Designing The Lamborghini Huracan: Inside Italy's Supercar
Lamborghini's new Huracán looks incredible in photos, but there's nothing quite like getting up close with a 610HP supercar in the metal to see how design shapes the experience. The replacement for the much-loved Gallardo was shown privately during the New York Auto Show this week, a month after its Geneva debut, and we caught up with Lamborghini to find out more about the coveted coupe.
"Design is not art," Lamborghini president Stephan Winkelmann explained. "For us, there are rules in design that come from technology. The size, the shape of the car. And we don't have to forget that we need to industrialize these designs. The beauty of a car is something which is so extraordinary if you are inside the process of the design, that I sometimes wonder how they do it."

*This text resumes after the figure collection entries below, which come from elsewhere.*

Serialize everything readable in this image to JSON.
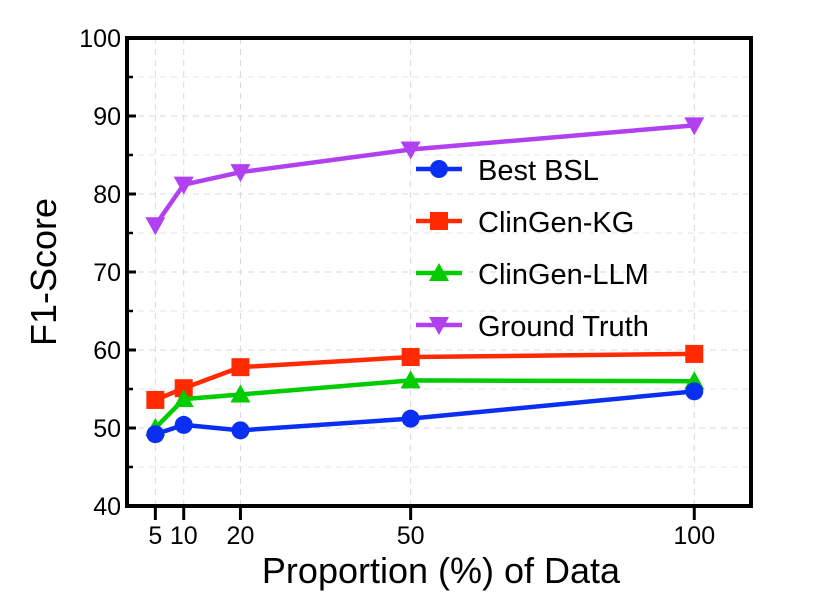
{
  "chart_data": {
    "type": "line",
    "xlabel": "Proportion (%) of Data",
    "ylabel": "F1-Score",
    "xlim": [
      0,
      110
    ],
    "ylim": [
      40,
      100
    ],
    "x_ticks": [
      5,
      10,
      20,
      50,
      100
    ],
    "x_tick_labels": [
      "5",
      "10",
      "20",
      "50",
      "100"
    ],
    "y_ticks": [
      40,
      50,
      60,
      70,
      80,
      90,
      100
    ],
    "y_tick_labels": [
      "40",
      "50",
      "60",
      "70",
      "80",
      "90",
      "100"
    ],
    "grid": true,
    "legend_position": "center-right",
    "series": [
      {
        "name": "Best BSL",
        "color": "#0a2ff2",
        "marker": "circle",
        "x": [
          5,
          10,
          20,
          50,
          100
        ],
        "values": [
          49.2,
          50.4,
          49.7,
          51.2,
          54.7
        ]
      },
      {
        "name": "ClinGen-KG",
        "color": "#ff2a00",
        "marker": "square",
        "x": [
          5,
          10,
          20,
          50,
          100
        ],
        "values": [
          53.6,
          55.1,
          57.8,
          59.1,
          59.5
        ]
      },
      {
        "name": "ClinGen-LLM",
        "color": "#00cc00",
        "marker": "triangle-up",
        "x": [
          5,
          10,
          20,
          50,
          100
        ],
        "values": [
          50.0,
          53.7,
          54.3,
          56.1,
          56.0
        ]
      },
      {
        "name": "Ground Truth",
        "color": "#b040f0",
        "marker": "triangle-down",
        "x": [
          5,
          10,
          20,
          50,
          100
        ],
        "values": [
          76.0,
          81.2,
          82.8,
          85.7,
          88.8
        ]
      }
    ]
  }
}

According to Winkelmann, anything worthy of the Lambo badge currently has to tick three boxes. It must be revolutionary, and yet "you always need to be able to recognize that this can be nothing other than a Lamborghini"; then, its form must follow its function.
Finally, it must adapt to the company's affectation for the aeronautic industry, something which goes back as far as 1998 and the one-off Pregunta custom car. Based on the Diablo, but with a completely new body, the Pregunta may be eighteen years old, but it still looks fresh and distinctive.

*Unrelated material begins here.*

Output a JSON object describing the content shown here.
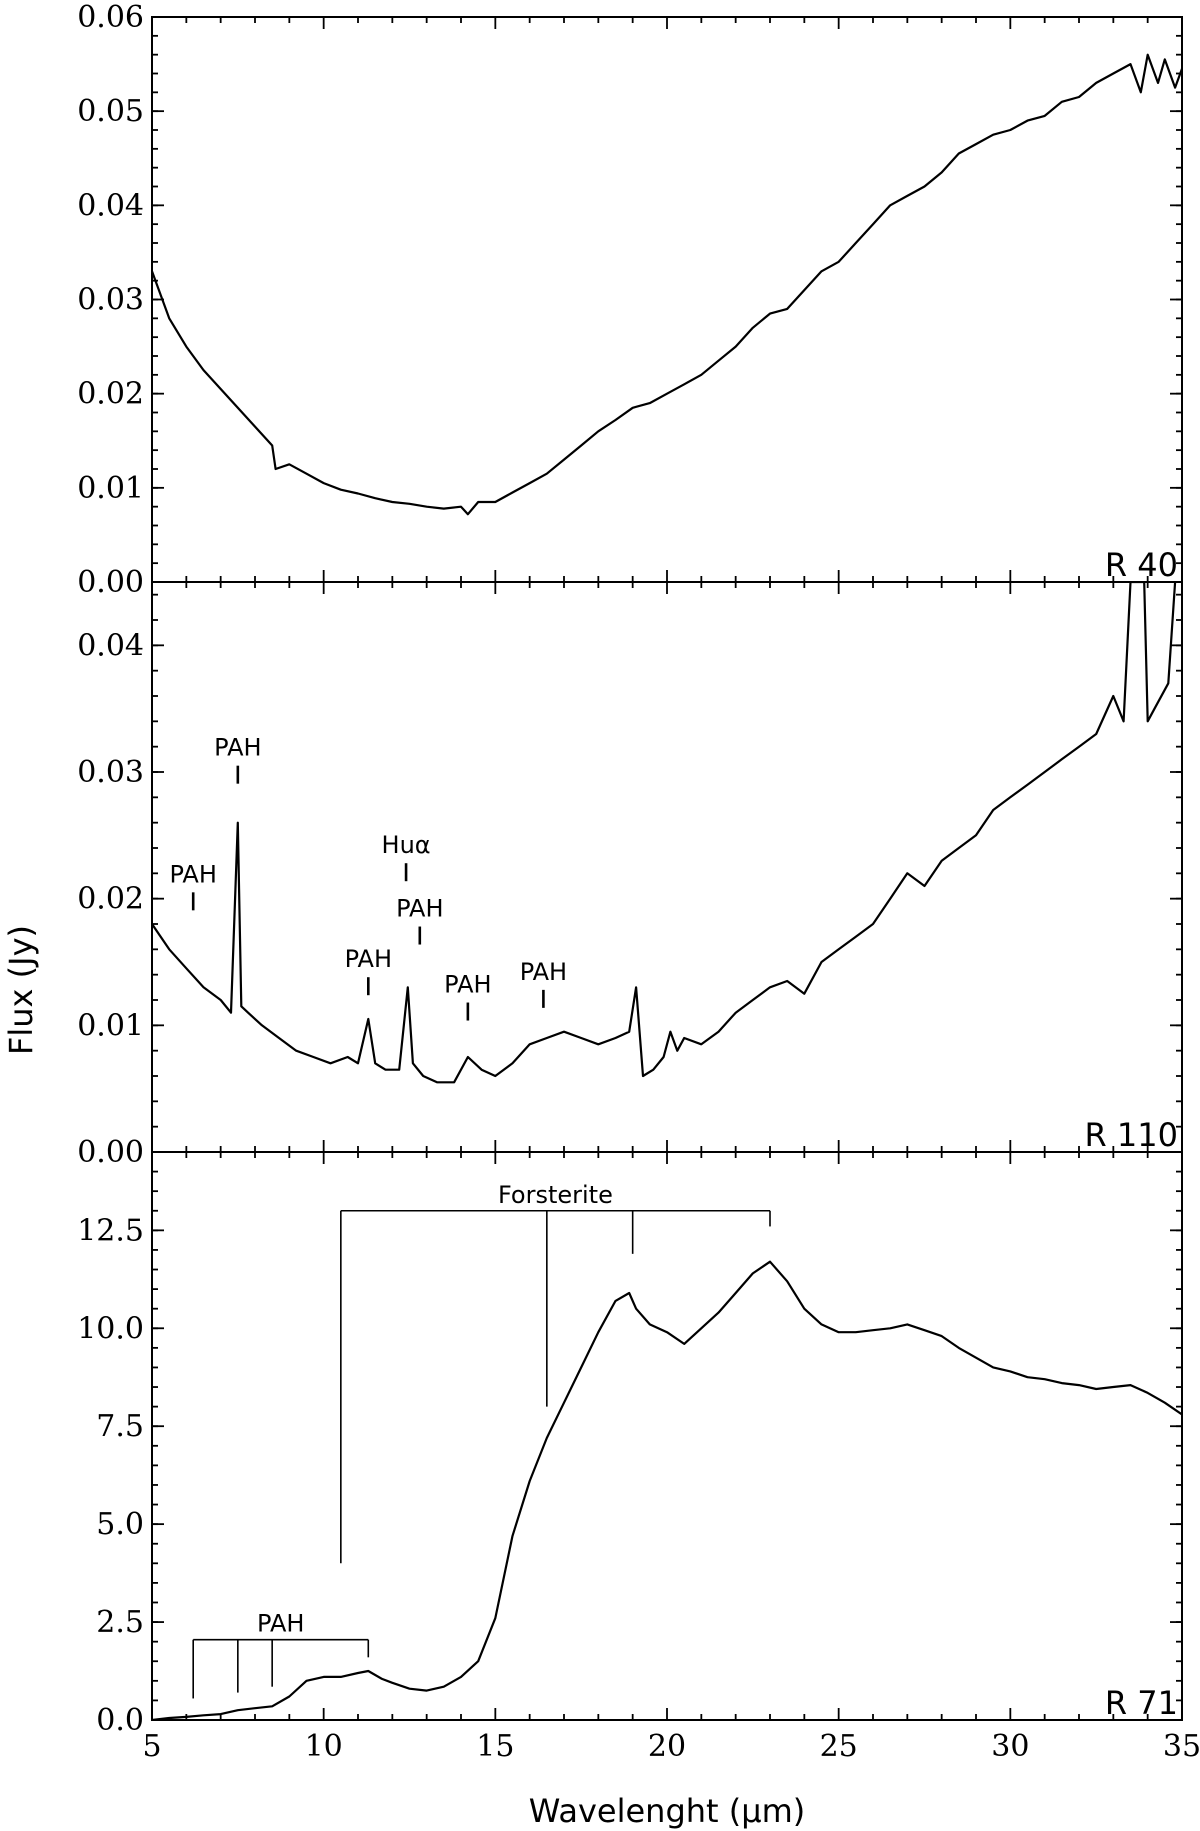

Lamborghini talks Huracán design at NYIAS 2014:
The Huracán's style itself is the handiwork of Filippo Perini, Lamborghini's head of design, who used carbon-fiber and lightweight aluminum – along with ideas of mathematical beauty inspired by the Fibonacci sequence – to create something that works both parked up and on the road or the track.
So, you get an updated version of the fighter-jet style lamps front and back, first shown on the Aventador, as well as muscular haunches and a rear three-quarter silhouette reminscent of the Countach.
There are also neat details like the angular recessed door handles, and a choice of engine hood finishes. As standard it's matte finish slats, but Lamborghini will also offer an optional clear version complete with a forged composite engine bay.
Huracán external design:
Inside, meanwhile, the fighter jet feel continues. The Hurucán's dashboard – Lamborghini describes it as the cockpit – is a combination of traditional buttons and switches for eyes-free use and a high-resolution 12.3-inch display in the driver binnacle. As we've seen from the 2015 TT from Lamborghini parent Audi, that sort of vast screen can be put to good use showing a variety of virtual gages depending on where you're driving.
Three driving modes – STRADA, SPORT, and CORSA – are selectable from the steering wheel controls, changing not only the engine and gearbox responses, suspension, steering, torque distribution, and even the engine sound, but what's shown on the display.
Huracán cockpit:
By shifting the main display to the driver, the center console can be slimmed down (there's even room for you to store your phone behind it) and made less intrusive. Seating is sports seats as standard, with electric adjustment, with full electrics for shifting them around – and heating them – an option.
Demand has already proved strong for Lamborghini's new supercar, with more than 700 preorders by mid-February alone despite a price around $200,000.